Friday, May 6, 2011

'Something Borrowed' Movie Review

'Something Borrowed' Movie Review Written by: Karen Benardello

Director: Luke Greenfield (‘The Girl Next Door’)

Starring: Kate Hudson, Ginnifer Goodwin (HBO’s ‘Big Love’), Colin Egglesfield (CW’s ‘Melrose Place’), John Krasinski (NBC’s ‘The Office), Steve Howey (CW’s ‘Reba’)

Turning 30 still often scares people, as they start to examine their life choices and question if they’ve made the right decisions. People have to start making the fantasies they’ve had since their teens a reality, and prepare for the future. This cultural need to grow up as we hit the 30-mark is the main driving force behind the new Warner Bros. Pictures romantic comedy ‘Something Burrowed,’ which focuses on the question what people would do if they feel their moment of opportunity has passed them by.

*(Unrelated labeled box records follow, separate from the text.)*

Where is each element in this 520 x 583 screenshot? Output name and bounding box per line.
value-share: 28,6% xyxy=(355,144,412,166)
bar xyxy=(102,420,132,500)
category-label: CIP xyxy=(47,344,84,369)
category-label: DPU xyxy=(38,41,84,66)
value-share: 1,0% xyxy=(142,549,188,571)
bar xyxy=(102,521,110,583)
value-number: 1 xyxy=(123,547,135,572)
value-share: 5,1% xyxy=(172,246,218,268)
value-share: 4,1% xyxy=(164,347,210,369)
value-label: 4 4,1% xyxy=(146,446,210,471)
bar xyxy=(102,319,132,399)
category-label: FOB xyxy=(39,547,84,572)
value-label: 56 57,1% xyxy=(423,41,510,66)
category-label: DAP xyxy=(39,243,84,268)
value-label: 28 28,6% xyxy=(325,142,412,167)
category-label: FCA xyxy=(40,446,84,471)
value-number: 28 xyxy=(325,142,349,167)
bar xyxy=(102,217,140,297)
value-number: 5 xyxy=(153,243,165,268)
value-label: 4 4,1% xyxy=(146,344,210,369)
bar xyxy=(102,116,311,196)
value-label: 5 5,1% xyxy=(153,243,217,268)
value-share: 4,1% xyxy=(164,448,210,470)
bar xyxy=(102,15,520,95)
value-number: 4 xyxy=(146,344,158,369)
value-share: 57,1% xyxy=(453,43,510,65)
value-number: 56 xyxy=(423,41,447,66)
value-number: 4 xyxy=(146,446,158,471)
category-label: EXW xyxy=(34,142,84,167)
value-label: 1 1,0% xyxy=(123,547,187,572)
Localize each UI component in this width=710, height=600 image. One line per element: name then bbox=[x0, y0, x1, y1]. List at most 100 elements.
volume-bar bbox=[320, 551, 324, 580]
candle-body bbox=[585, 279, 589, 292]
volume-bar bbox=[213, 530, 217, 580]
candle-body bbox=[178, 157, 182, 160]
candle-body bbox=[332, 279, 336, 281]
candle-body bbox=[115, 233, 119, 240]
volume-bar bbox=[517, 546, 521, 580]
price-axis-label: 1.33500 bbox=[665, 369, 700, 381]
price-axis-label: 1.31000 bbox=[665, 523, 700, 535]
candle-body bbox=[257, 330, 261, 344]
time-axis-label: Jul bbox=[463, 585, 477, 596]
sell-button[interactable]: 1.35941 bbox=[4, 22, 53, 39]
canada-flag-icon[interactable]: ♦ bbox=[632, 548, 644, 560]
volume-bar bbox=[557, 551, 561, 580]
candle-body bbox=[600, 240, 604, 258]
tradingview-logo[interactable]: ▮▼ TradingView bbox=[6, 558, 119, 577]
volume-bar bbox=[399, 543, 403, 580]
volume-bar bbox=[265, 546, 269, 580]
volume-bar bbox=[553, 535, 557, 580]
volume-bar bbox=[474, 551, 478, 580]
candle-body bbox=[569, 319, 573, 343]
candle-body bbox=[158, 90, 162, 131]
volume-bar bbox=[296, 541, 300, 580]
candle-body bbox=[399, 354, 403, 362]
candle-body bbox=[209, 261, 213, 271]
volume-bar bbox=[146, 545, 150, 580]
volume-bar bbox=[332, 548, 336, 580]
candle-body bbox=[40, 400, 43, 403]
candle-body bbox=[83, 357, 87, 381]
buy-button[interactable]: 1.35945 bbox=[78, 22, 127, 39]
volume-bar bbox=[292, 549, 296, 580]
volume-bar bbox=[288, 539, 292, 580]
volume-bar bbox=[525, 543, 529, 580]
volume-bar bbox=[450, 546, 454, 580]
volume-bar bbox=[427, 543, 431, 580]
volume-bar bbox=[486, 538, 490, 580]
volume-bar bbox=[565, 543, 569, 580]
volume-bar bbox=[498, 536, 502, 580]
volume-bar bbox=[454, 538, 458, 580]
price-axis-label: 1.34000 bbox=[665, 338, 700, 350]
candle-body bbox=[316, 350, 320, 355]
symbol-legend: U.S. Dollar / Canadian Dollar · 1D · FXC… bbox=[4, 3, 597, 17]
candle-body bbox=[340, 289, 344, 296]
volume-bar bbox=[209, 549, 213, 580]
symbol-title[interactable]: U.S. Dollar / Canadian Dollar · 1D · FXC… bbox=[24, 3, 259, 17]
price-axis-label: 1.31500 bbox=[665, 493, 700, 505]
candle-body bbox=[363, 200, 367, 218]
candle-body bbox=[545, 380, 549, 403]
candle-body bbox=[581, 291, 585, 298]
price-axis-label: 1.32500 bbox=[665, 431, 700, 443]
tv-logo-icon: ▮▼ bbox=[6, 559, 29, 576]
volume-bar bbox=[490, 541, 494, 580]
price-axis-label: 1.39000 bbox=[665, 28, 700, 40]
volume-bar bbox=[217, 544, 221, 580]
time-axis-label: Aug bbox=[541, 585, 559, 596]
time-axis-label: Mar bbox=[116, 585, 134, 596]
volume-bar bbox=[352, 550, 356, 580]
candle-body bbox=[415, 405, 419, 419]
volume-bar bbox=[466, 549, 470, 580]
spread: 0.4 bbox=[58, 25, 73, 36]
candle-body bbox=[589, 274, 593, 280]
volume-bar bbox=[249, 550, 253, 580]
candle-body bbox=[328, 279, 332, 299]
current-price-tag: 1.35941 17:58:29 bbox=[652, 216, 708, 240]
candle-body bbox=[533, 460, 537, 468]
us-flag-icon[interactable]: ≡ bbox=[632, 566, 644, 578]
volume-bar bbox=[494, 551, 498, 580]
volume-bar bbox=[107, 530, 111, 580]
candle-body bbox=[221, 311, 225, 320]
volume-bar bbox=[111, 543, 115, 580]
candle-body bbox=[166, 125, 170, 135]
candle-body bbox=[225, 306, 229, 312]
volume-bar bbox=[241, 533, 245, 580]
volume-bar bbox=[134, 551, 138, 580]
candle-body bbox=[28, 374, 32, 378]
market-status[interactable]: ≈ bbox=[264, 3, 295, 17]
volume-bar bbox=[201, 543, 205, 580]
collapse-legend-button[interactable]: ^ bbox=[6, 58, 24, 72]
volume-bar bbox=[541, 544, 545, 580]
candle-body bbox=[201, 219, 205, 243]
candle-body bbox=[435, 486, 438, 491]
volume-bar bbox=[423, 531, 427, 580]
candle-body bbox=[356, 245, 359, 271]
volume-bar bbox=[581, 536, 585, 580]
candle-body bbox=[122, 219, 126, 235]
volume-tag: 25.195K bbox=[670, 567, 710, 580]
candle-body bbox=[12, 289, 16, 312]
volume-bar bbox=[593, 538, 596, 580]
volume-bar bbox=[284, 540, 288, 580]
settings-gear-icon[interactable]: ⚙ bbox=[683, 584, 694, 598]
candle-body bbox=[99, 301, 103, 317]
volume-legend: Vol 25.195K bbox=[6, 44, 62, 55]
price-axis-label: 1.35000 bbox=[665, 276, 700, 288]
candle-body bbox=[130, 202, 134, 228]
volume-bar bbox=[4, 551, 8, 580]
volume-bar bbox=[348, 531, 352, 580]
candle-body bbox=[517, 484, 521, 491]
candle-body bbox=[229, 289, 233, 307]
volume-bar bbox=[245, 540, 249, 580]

‘Something Borrowed’ follows single New York City attorney Rachel White (played by Ginnifer Goodwin) as she watches her best friend Darcy Rhone (portrayed by Kate Hudson) plan her wedding to Dex Thaler (played by Colin Egglesfield). Rachel struggles with her maid of honor duties, as she has had a crush on Dex since law school. After turning 30 and being upset she’s still single, Rachel has a one-night stand with Dex. But she vows not to publicly admit her love for him in order to spare Darcy’s feelings and their friendship. Ethan (portrayed by John Krasinski), who has been friends with Rachel and Darcy since they were kids, quickly realizes what’s going on between Rachel and Dex, and encourages her to go after what she truly wants. Rachel refuses to believe Ethan when he says Dex is stringing her along, while she tries to dodge Darcy’s attempts to set her up with Dex’s friend Marcus (played by Steve Howey).

As an ensemble romantic comedy based on the best-selling novel of the same name by Emily Griffin, ‘Something Borrowed’ achieves its goal of concentrating on how the characters feel about, and act towards, each other. As director Luke Greenfield has said, the movie is “a character-driven ensemble about real people in a tricky situation,” and the audience is supposed to be put into the characters’ shoes to understand how they’re feeling. While screenwriter Jennie Snyder Urman was able to gracefully translate Griffin’s flawed, but well-meaning characters to the screen in a relatable way, Hudson and Goodwin’s bond unfortunately don’t have a believable bond together. While Darcy said in the beginning of the film that Rachel has been her first soul mate since they were kids, the actresses unfortunately seem as though they’re new friends who just met each other.

Hudson and Goodwin’s lack of chemistry seems like it would hurt the film, as their life-long relationship is one of the core driving forces of the conflicts in ‘Something Borrowed.’ But oddly enough, when the two are in scenes without each other, or when they’re interacting more with the other actors than each other, they both truly connect with their characters. Hudson truly brings Darcy to life, showing that most of her actions she has taken since she was a kid have been focused on how they benefit her. As Greenfield has said of Darcy, she’s one of those high-maintenance people who surrounds themselves with selfless people. The audience will feel as though Darcy truly believes everything will always work out for the best, and Rachel will help make it happen.